ADeerAppeared|1 year ago

> if the end user can't use it for commercial purposes then the software is by definition not FOSS software.

Okay but like, who cares. The definition of "Free Software" is just whatever RMS screeches about. The OSI is rather biased towards them, and importantly, does not own the trademark.

> That would be a major restriction on their freedom.

Then why complain that they excercise that freedom.

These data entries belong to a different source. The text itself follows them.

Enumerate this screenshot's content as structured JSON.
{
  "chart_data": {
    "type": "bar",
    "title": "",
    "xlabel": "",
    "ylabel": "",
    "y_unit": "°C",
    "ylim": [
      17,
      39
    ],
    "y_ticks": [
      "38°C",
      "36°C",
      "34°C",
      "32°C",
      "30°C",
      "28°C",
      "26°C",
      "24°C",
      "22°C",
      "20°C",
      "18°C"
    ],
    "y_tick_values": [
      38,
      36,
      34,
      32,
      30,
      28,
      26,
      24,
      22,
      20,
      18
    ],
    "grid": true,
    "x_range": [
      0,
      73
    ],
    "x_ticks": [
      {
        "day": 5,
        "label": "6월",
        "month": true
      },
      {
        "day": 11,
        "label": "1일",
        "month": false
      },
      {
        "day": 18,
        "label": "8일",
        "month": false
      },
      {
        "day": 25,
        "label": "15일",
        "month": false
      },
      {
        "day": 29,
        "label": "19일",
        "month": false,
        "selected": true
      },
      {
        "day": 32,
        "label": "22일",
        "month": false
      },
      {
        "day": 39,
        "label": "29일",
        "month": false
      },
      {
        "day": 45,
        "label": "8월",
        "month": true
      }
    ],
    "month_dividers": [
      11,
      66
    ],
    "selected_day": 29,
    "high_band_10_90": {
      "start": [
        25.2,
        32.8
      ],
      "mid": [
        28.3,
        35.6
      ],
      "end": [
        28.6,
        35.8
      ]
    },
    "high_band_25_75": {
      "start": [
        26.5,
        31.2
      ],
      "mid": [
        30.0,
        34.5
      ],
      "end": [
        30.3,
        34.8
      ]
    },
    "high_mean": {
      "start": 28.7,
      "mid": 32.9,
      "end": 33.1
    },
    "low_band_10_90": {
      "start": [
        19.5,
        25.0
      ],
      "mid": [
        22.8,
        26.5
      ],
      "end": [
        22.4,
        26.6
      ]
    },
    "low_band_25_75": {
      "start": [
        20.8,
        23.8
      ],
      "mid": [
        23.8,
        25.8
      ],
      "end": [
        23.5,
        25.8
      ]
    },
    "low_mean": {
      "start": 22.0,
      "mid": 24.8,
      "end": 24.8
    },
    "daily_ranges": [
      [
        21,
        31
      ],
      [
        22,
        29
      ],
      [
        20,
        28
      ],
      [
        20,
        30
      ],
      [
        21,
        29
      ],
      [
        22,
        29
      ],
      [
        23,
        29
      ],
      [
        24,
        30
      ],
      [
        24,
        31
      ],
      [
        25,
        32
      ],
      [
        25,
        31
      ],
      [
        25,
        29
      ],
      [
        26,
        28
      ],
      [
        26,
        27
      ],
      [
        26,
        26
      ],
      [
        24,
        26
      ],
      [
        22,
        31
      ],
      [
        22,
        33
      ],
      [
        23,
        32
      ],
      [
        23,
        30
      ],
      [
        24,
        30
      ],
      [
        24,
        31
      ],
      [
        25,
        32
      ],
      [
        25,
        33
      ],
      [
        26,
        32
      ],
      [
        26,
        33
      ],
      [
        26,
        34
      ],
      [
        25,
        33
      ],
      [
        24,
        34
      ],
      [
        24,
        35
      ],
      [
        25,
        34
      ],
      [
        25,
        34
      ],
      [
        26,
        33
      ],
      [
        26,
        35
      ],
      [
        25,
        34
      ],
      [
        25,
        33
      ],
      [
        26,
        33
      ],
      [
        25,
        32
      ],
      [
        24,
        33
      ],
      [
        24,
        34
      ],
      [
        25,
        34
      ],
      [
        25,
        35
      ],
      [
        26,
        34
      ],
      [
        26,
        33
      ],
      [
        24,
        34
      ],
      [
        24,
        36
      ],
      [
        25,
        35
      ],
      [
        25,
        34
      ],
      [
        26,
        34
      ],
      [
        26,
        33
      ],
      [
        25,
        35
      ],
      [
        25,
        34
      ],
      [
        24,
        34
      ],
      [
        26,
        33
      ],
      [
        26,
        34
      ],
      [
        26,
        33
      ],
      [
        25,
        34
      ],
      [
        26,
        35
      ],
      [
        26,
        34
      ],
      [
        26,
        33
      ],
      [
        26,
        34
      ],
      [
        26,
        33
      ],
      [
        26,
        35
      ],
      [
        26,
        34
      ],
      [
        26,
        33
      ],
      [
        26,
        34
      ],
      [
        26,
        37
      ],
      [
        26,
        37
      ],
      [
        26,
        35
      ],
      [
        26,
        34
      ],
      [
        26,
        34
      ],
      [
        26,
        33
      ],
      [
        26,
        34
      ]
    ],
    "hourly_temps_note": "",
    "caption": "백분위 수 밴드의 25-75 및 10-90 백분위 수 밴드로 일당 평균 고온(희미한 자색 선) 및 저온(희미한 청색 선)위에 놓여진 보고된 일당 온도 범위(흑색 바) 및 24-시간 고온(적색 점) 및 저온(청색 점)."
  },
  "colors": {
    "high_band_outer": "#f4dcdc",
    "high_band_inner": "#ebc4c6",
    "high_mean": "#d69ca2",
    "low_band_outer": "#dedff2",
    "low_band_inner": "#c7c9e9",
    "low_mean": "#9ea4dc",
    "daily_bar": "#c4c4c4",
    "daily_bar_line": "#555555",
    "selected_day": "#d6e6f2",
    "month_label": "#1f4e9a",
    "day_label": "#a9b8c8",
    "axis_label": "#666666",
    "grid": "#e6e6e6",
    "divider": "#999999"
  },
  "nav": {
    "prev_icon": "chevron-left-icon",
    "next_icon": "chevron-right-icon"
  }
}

Either commercial use without paying back is an explicitly granted and supported freedom, and then companies doing that is fine. Or it is not, in which case restrict commercial use on the free license if you want companies to pay up.

ADeerAppeared|1 year ago

Public transit companies that make tickets explicitly free and then get upset nobody pays them would get laughed out the room for bemoaning "free-riders".

It may be a "technically correct" use of the word, but it's not a useful definition to include this.

jcelerier|1 year ago

The public transit companies are being paid though ? Through tax instead of through direct payment

remram|1 year ago

Are they "public resources" or are they gifts?

If you have a precise idea in mind about how you want it to be used and how they should reward you, put that in the license.

You even have OSI-approved options here, like AGPL.